Considering my current quarrel with an energy provider and earlier decisions I decided to contest, often successfully, I thought I’d dig a little in that box. I had remembered seeing letters, arguing with anything from local council disputes about taxes and bills, to enduring, straightforward opposition to authorities of the state.
I know that my grandfather and his brothers have had more serious episodes in their lifes, and have fought their way through them, often coming out the better ends. I’ve tried to transcribe the content of the letter below, about how to cow in 1947 Tyrol. Deciphering old style handwriting is a challenge in itself and on top some words don’t exist in “normal” german, nonetheless
On the confiscation of food from Alois Bergmann, Ausservillgraten Nr 50 and his designated punishment I assert, that in the course of 1946 Mr Bergmann has only had 1 cow, with which he had to provide 6 people with milk and fat. Accordingly I have ruled, that he must be exempt from the fat tax imposed on him. The major has taken notice of this. Despite the tax that was issued, the above named handed in 8.50kg of butter, proving his willingness to deliver.
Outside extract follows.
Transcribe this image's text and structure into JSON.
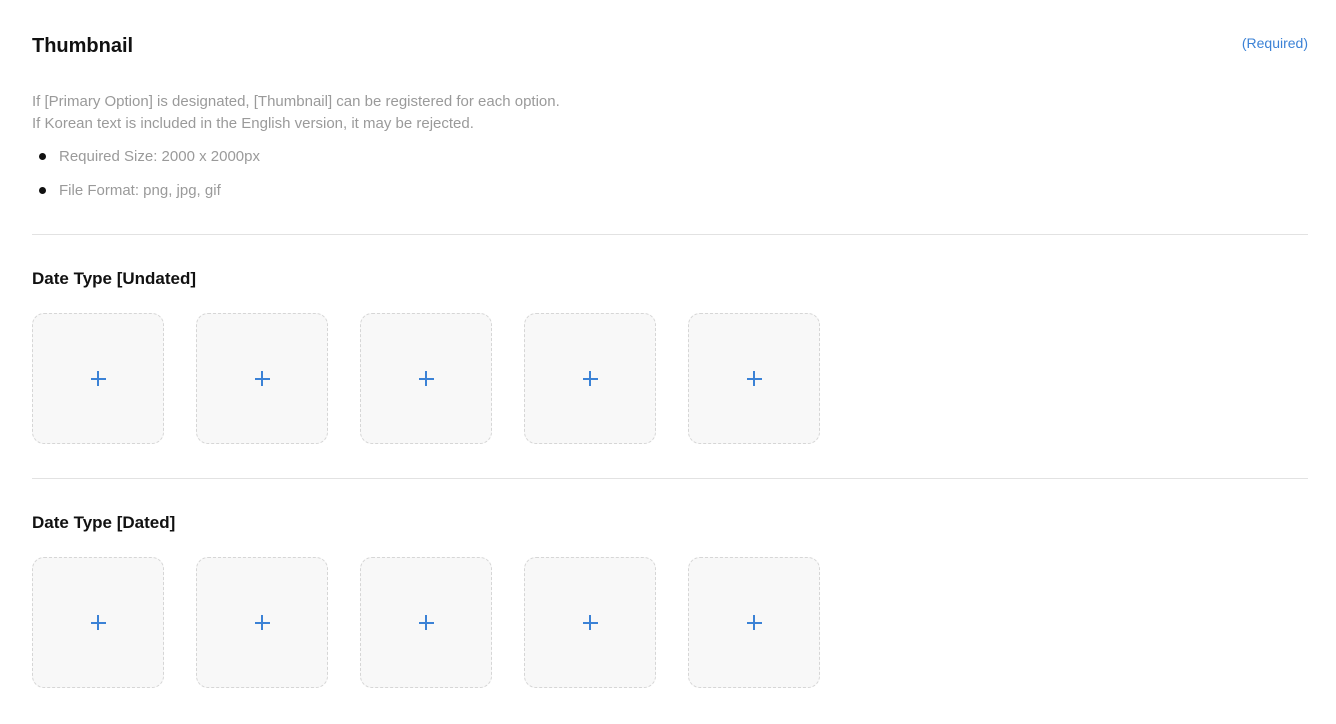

Further, it is a fact that Mr Bergmann Alois has a brother in assling, who tends to a small farm with two cows. Those two cows are calving at almost the same time at the end of February, as a consequence of one cow [messing around and conception]. This means that he cannot produce any milk or fat for his own household. His brother Alois wanted to help him through this inconvenience with that small quantum of butter fat. Under the circumstances, which are in accordance with the facts, a criminal offence may not be evident. And so I’ll ask you to waive the intended fine for the above named.
If you are wondering how the case of “Bergmann vs Gas provider, 2016” continued, I can only say at that point, so do I. Over the past couple of weeks some progress quickly led to a dead end. After admitting to errors on their side, they deducted the balance to 900 pounds that we supposedly owe. Which is what I dispute.
In a nutshell it’s about the fact that since a meter reading in January this year and now, the use progressed steadily and linear; they still billed us for estimations based on I-don-t-know-what. 2015 was based on estimations only after a somewhat dubious start, the meter reading history shows a leap of more than ten times as much usage as in the past 10 month in the previsous year.
Our use of heating and warm water has not changed in those two years, we did not inhabit a permanent sauna and have five hot baths a day for the first 12 months. After I rejected their final resolution (=paying 900 quid), the case now goes to the energy Ombudsman, an independent reviewer for up to around two months, so more on that at a later point.